Eva had felt the sting of a blush creeping along her cheeks and she’d tried to sound as neutral as possible when she’d said, ‘We’re not.’
Noah’s brow had crinkled. ‘Are you his mum?’
She’d reared back. ‘What? No!’
‘All right, boys,’ Maxine had said then, obviously trying to suppress a laugh. ‘Why don’t you just go on the slide and leave Miss Mallory alone.’
And then the two boys had started to shuffle away, repentant heads bowed, and they would have shuffled all the way away if it hadn’t been for the idea which had sprung into Eva’s head right at that moment.
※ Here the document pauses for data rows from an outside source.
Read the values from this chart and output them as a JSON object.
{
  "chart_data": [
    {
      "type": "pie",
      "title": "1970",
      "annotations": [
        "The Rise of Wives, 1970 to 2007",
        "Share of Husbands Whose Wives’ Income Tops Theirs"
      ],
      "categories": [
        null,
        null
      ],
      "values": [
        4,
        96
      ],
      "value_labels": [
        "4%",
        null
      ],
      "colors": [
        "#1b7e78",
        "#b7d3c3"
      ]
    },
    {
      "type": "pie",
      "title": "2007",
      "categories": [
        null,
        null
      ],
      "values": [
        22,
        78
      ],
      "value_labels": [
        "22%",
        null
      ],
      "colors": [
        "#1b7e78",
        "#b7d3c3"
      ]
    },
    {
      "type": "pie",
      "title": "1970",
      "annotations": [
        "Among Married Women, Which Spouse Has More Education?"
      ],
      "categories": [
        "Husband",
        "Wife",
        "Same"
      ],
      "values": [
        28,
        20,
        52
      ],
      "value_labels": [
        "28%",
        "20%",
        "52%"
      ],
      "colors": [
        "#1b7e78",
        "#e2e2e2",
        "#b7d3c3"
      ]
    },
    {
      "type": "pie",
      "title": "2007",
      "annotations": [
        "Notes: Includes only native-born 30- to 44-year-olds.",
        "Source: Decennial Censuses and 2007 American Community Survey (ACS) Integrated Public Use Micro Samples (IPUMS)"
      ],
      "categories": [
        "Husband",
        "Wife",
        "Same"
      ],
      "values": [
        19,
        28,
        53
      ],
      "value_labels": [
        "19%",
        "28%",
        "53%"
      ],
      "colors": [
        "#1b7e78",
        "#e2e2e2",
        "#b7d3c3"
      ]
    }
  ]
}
Even then, she would never have ended up standing at the top of the damn slide if she hadn’t voiced it. But she did, and now she was here, regretting every second and yet much, much too stubborn to back out now.
‘I’m ready,’ she said to the attendant, her voice a little shaky now, and she took the two steps to the mouth of the slide, lowering herself into the gush of water and gripping the metal handles for dear life.
‘OK, ready?’ the attendant started, and then without any kind of reasonable time to allow her to actually get ready, ‘Go!’
And with that Eva pushed off with all her might, before she got any crazy ideas about backing out. After all, there were stakes now. In honesty, she probably pushed a little too hard, but that hardly seemed to matter as she plunged down into the dimly lit slide like she was being sucked into a vortex.
It was dark and fast and scary in the slide, water splashing into her face and the joins in the plastic catching at the backs of her legs. And then all of a sudden she saw light, and then a second later shot out into the bowl, much faster than she’d been able to gauge in the darkness. She flew around the side in a full loop and then up high up on the opposite side.
Higher and higher she went, too high really, and then she hit the metal pipe spraying out water just a split-second after she’d realised she was going to.
‘Holy moly!’ she shrieked at the graze of metal on her spine as her ascent peaked, something like relief easing her chest as she began to fall. But then she stopped, almost immediately, caught like a fish on a line as the water rushed past her, her limbs flailing wildly as she struggled to free herself.
Flailing turned to twisting, and then finally to bracing her feet on the wall of the bowl and pushing hard, but all of it to no avail.
She reached a hand around her back, fumbling further and further up until she reached the metal pipe she’d grazed herself on. There was a gap in the pipe, she could feel it with her fingers, and then a bunch of fabric twisted tightly around the end of it; the back of her swimming costume, she assumed, from the way it was pulled tight around her and cutting into her skin under her arms.